Carolina de Weerth: “From the child’s point of view, I don’t think much is going on here. The fact that he is running towards the host mother is a good indication that he is having a good time. The fact that he is then happy to see his parents is also a good sign.
“We know that young children can bond with more adults than just the parents, and that certainly doesn’t have to deteriorate the bond between you and them. In fact, it can boost a child’s development if they have several adults to learn from. In addition, there are other children at the shelter, which allows him to practice social skills such as waiting his turn.

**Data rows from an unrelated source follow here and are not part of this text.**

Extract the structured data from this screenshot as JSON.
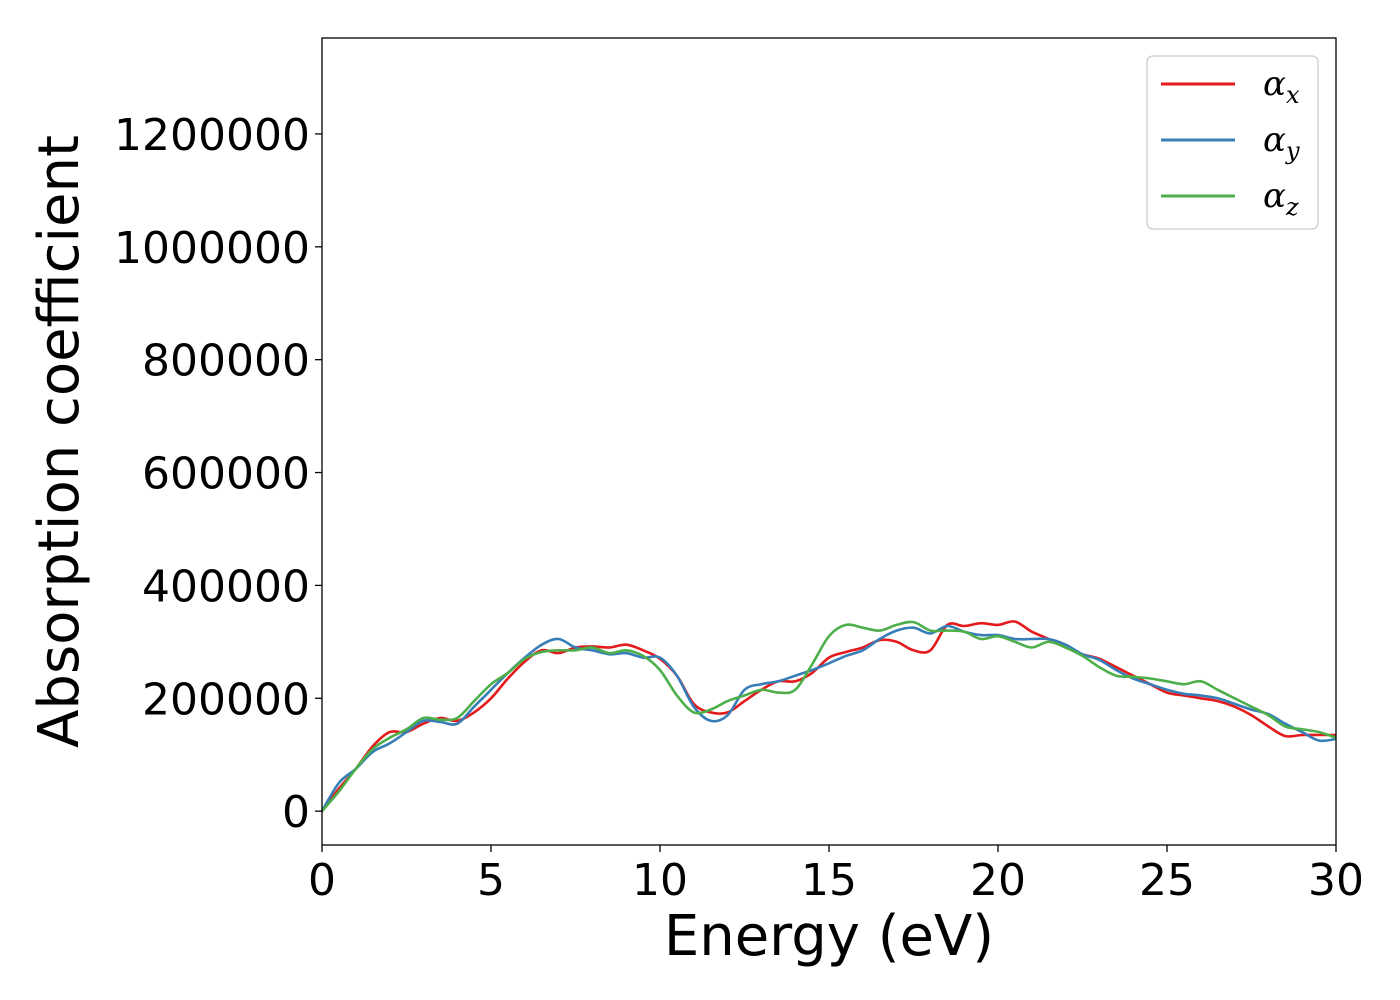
{
  "chart_data": {
    "type": "line",
    "title": "",
    "xlabel": "Energy (eV)",
    "ylabel": "Absorption coefficient",
    "xlim": [
      0,
      30
    ],
    "ylim": [
      -60000,
      1370000
    ],
    "x_ticks": [
      "0",
      "5",
      "10",
      "15",
      "20",
      "25",
      "30"
    ],
    "x_tick_values": [
      0,
      5,
      10,
      15,
      20,
      25,
      30
    ],
    "y_ticks": [
      "0",
      "200000",
      "400000",
      "600000",
      "800000",
      "1000000",
      "1200000"
    ],
    "y_tick_values": [
      0,
      200000,
      400000,
      600000,
      800000,
      1000000,
      1200000
    ],
    "grid": false,
    "legend_position": "top-right",
    "series": [
      {
        "name": "α_x",
        "label_base": "α",
        "label_sub": "x",
        "color": "#e41a1c",
        "x": [
          0,
          0.5,
          1,
          1.5,
          2,
          2.5,
          3,
          3.5,
          4,
          4.5,
          5,
          5.5,
          6,
          6.5,
          7,
          7.5,
          8,
          8.5,
          9,
          9.5,
          10,
          10.5,
          11,
          11.5,
          12,
          12.5,
          13,
          13.5,
          14,
          14.5,
          15,
          15.5,
          16,
          16.5,
          17,
          17.5,
          18,
          18.5,
          19,
          19.5,
          20,
          20.5,
          21,
          21.5,
          22,
          22.5,
          23,
          23.5,
          24,
          24.5,
          25,
          25.5,
          26,
          26.5,
          27,
          27.5,
          28,
          28.5,
          29,
          29.5,
          30
        ],
        "y": [
          0,
          40000,
          75000,
          115000,
          140000,
          140000,
          155000,
          165000,
          160000,
          175000,
          200000,
          235000,
          265000,
          285000,
          280000,
          290000,
          292000,
          290000,
          295000,
          285000,
          270000,
          240000,
          190000,
          175000,
          175000,
          195000,
          215000,
          230000,
          230000,
          245000,
          272000,
          282000,
          290000,
          303000,
          300000,
          285000,
          285000,
          330000,
          328000,
          333000,
          330000,
          336000,
          318000,
          305000,
          290000,
          278000,
          270000,
          255000,
          240000,
          225000,
          210000,
          205000,
          200000,
          195000,
          185000,
          170000,
          150000,
          133000,
          135000,
          135000,
          135000
        ]
      },
      {
        "name": "α_y",
        "label_base": "α",
        "label_sub": "y",
        "color": "#377eb8",
        "x": [
          0,
          0.5,
          1,
          1.5,
          2,
          2.5,
          3,
          3.5,
          4,
          4.5,
          5,
          5.5,
          6,
          6.5,
          7,
          7.5,
          8,
          8.5,
          9,
          9.5,
          10,
          10.5,
          11,
          11.5,
          12,
          12.5,
          13,
          13.5,
          14,
          14.5,
          15,
          15.5,
          16,
          16.5,
          17,
          17.5,
          18,
          18.5,
          19,
          19.5,
          20,
          20.5,
          21,
          21.5,
          22,
          22.5,
          23,
          23.5,
          24,
          24.5,
          25,
          25.5,
          26,
          26.5,
          27,
          27.5,
          28,
          28.5,
          29,
          29.5,
          30
        ],
        "y": [
          0,
          50000,
          75000,
          105000,
          120000,
          140000,
          160000,
          158000,
          155000,
          185000,
          215000,
          245000,
          272000,
          295000,
          305000,
          290000,
          285000,
          278000,
          280000,
          272000,
          272000,
          240000,
          185000,
          160000,
          170000,
          215000,
          225000,
          230000,
          240000,
          250000,
          262000,
          275000,
          285000,
          305000,
          320000,
          325000,
          315000,
          328000,
          318000,
          312000,
          312000,
          305000,
          305000,
          305000,
          295000,
          278000,
          268000,
          250000,
          235000,
          225000,
          215000,
          208000,
          205000,
          200000,
          190000,
          180000,
          172000,
          155000,
          140000,
          125000,
          128000
        ]
      },
      {
        "name": "α_z",
        "label_base": "α",
        "label_sub": "z",
        "color": "#4daf4a",
        "x": [
          0,
          0.5,
          1,
          1.5,
          2,
          2.5,
          3,
          3.5,
          4,
          4.5,
          5,
          5.5,
          6,
          6.5,
          7,
          7.5,
          8,
          8.5,
          9,
          9.5,
          10,
          10.5,
          11,
          11.5,
          12,
          12.5,
          13,
          13.5,
          14,
          14.5,
          15,
          15.5,
          16,
          16.5,
          17,
          17.5,
          18,
          18.5,
          19,
          19.5,
          20,
          20.5,
          21,
          21.5,
          22,
          22.5,
          23,
          23.5,
          24,
          24.5,
          25,
          25.5,
          26,
          26.5,
          27,
          27.5,
          28,
          28.5,
          29,
          29.5,
          30
        ],
        "y": [
          0,
          35000,
          75000,
          110000,
          130000,
          145000,
          165000,
          162000,
          165000,
          195000,
          225000,
          245000,
          270000,
          282000,
          285000,
          285000,
          290000,
          280000,
          285000,
          275000,
          250000,
          205000,
          175000,
          180000,
          195000,
          205000,
          215000,
          210000,
          215000,
          260000,
          310000,
          330000,
          325000,
          320000,
          330000,
          335000,
          320000,
          320000,
          318000,
          305000,
          310000,
          300000,
          290000,
          300000,
          290000,
          275000,
          255000,
          240000,
          238000,
          235000,
          230000,
          225000,
          230000,
          215000,
          200000,
          185000,
          170000,
          150000,
          145000,
          140000,
          130000
        ]
      }
    ]
  }
}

“I don’t think there’s anything wrong with this construction for him, but it might be for you, and that’s where the risk lies. If you become unhappy because of the lack, if you become jealous of the bond with the host and start competing with her, or if you overcompensate at home, your child will feel it. Children are like sponges.
“The best thing that can happen to a child is happy parents. So take a good look at whether working five days is also the best solution for you.”
Do not worry
Bass Delivery: “You don’t have to worry that your child will love the host mother more than you do. You remain the constant factor in the story, your son will really come back to you.
“And don’t be fooled by your child’s preferences: children will always have a parent or a grandfather or grandmother who they like better than the other. That can also change and they sometimes play that out a bit.
“At one time, childcare was mainly considered a problem because it was thought that a child could not bond with more than one adult. Today, very often in their young lives, children have to say goodbye to an adult by whom they know that they have been formed with great love. That is really sad. After you say goodbye, visit him again. At some point, the lack of that special person in a child’s life will disappear by itself.”